Japanese Cryptology From The 1500s To Meiji - Random Numbers

Random Numbers

The "one-time pad" system is only cipher system that is totally secure. It uses random numbers to encode the plaintext. If the numbers are truly random and the encoder never reuses those numbers, the encoded message cannot be broken. Fortunately for cryptologists, random numbers are very difficult to come up with and creating, distributing, and managing pads for more than a handful of correspondents is beyond the capabilities of even most governments.

Using random numbers for cryptography was first done around 1917 for securing teleprinter communications. It proved unfeasible for the reasons mentioned above. By the mid-1920s however, the German government was using one-time pads for diplomatic correspondence. They had learned their lessons from World War I and were determined not to let it happen again.

Hara devised a system that used random numbers to superencipher Japanese army codes. Possibly because of the logistical difficulties inherent in the one-time pad system, Hara's system used tables of pseudo-random numbers. The encipherer had to indicate where in the table he (or much less likely at the time, she) did this by hiding the row and column headers from the table in the message.

This system is not new. Diplomats and armies started superenciphering with additives sometime during or soon after the First World War and by the 1920s it was common. German diplomats in Paris were using, shortly after the First World War, a codebook of 100,000 groups superenciphered twice from a book of 60,000 additive groups! It would be very surprising if after five to ten years of training with the Poles, Japanese Army cryptologists were not already familiar with superenciphering with additive tables.

Superencipherment is fairly strong. It can be, and was, broken, but it is very hard to do. With the exception of the one-time pad, which will keep its secrets until the end of time, any code or cipher can be broken. All that is required is sufficient material. All that can be expected of a code or cipher system is that by the time the enemy breaks it, the information in the message is no longer useful. This is just a cryptographic fact of life.
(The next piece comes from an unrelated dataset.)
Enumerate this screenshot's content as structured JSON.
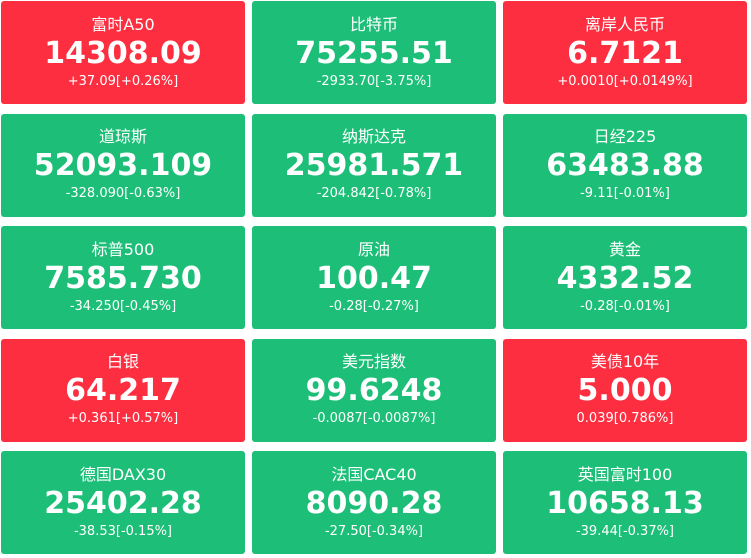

Hara's pseudo-random code system, like every additive system other than the one-time pad, can be broken. Eventually someone, somewhere will use overlapping parts of the additive charts. The first thing the cryptanalyst does is identify where in the message the starting point of the chart (the "indicator") is hidden --- this allows the messages that are enciphered with the same sections of the number charts to be lined up and the additives stripped off.